Nach kurzer Eingewöhnung und etwas Orientierung – nach dem ruhigen Start der Reise waren wir von dem städtischen Trubel anfangs etwas überfordert – konnten wir die Schönheit der Hauptstadt Portugals in vollen Zügen genießen. Natürlich durfte ein bisschen Tourist*innenprogramm nicht fehlen – Besuch des Castelo de São Jorge und der Standseilbahn Bica inklusive. Am schönsten erfährt man eine Stadt aber meiner Meinung nach, wenn man mit offenen Augen durch die Straßen und Gassen schlendert und das Gefühl des Ortes genießt.
Der historische Stadtkern in Óbidos ist sehr gut erhalten. © Daria Alltag in Lissabon. © Daria Typisch portugisische fliesenbesetzte Häuser. © Daria Die Standseilbahn in Lissabon ist eines der beliebtesten Fotomotive in Portugal. © Daria
Königliche Vibes in Sintra
Wenn du in Lissabon bist, solltest du auf jeden Fall Zeit für einen Trip nach Sintra einplanen. Sintra ist eine Kleinstadt in der Nähe von Lissabon, die für ihre Vielzahl an Schlössern und Burgen weltbekannt ist. Weil die Parkplätze vor Ort rar und teuer sein sollen, haben wir den Clio auf einem Langzeitparkplatz in Lissabon gelassen und uns stattdessen für eine entspannte Zugfahrt durch Speckgürtel Lissabons entschieden.
Der im Reiseführer als „gemütlicher Spaziergang“ betitelte Weg zu den Schlössern auf dem Berg, entpuppte sich als eine ziemlich anstrengende Wanderung. Tipp: Nimm’ den Bus oder ein Tuk Tuk nach oben zum Palacio da Pena und spazier’ wieder runter.

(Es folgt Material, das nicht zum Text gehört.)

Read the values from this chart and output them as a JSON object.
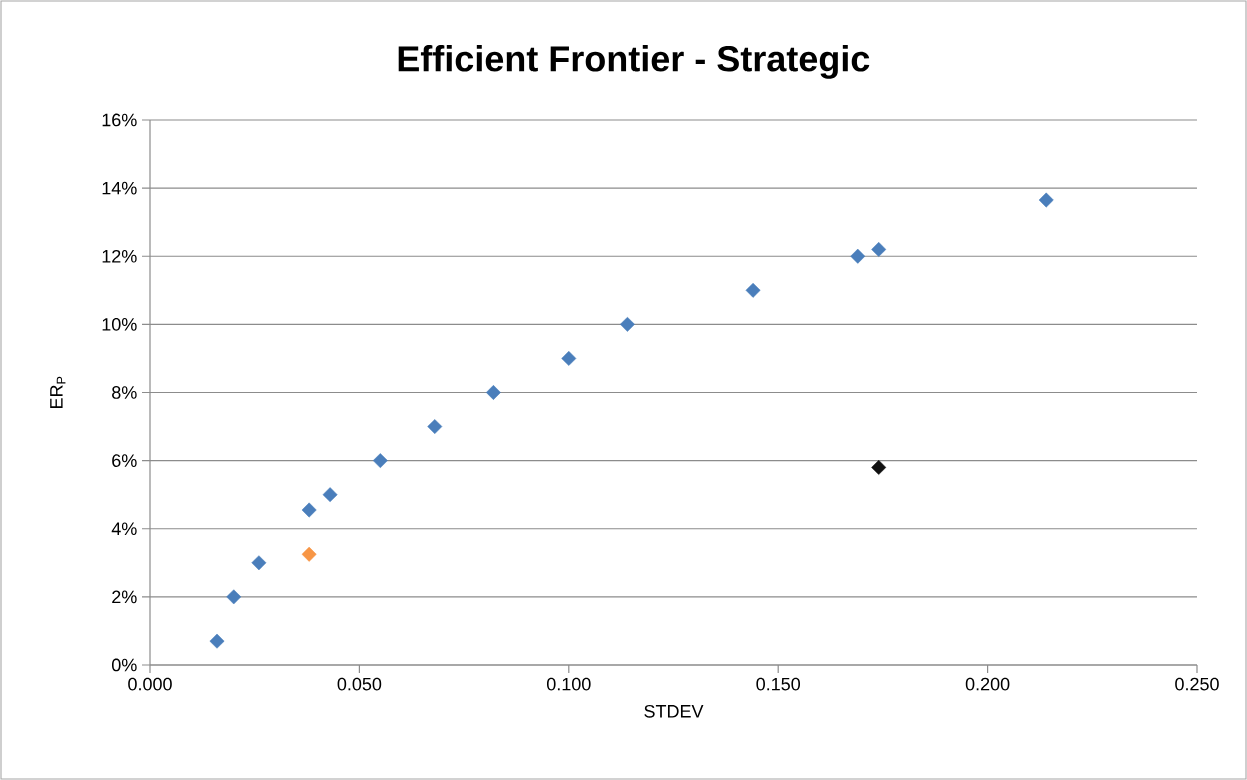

Das Palacio da Pena ist, genau wie Sintra selbst, ein Tourist*innenmagnet. Wenn du dir also einen entspannten Spaziergang und Ruhe erhoffst, wirst du hier enttäuscht. Auch den Eintritt von 7,50 Euro, womit du nur auf die Parkanlage kommst, fanden wir ganz schön happig. Aber wenn dich viele Menschen nicht stören und du klassisches Touriprogramm magst, ist der Ausflug auf jeden Fall etwas für dich.
Fernab der Tourismuspfade
Nach dem Trubel im Ballungsraum Lissabon zog es uns weiter Richtung Süden, vorbei an Korkeichenhainen und immer mit dem Meer auf der rechten Seite. Goldenes Licht und tiefblaues Meer mit feinen Sandstränden ließen uns immer wieder am Straßenrand anhalten, um die wilde Schönheit des Atlantiks zu bewundern.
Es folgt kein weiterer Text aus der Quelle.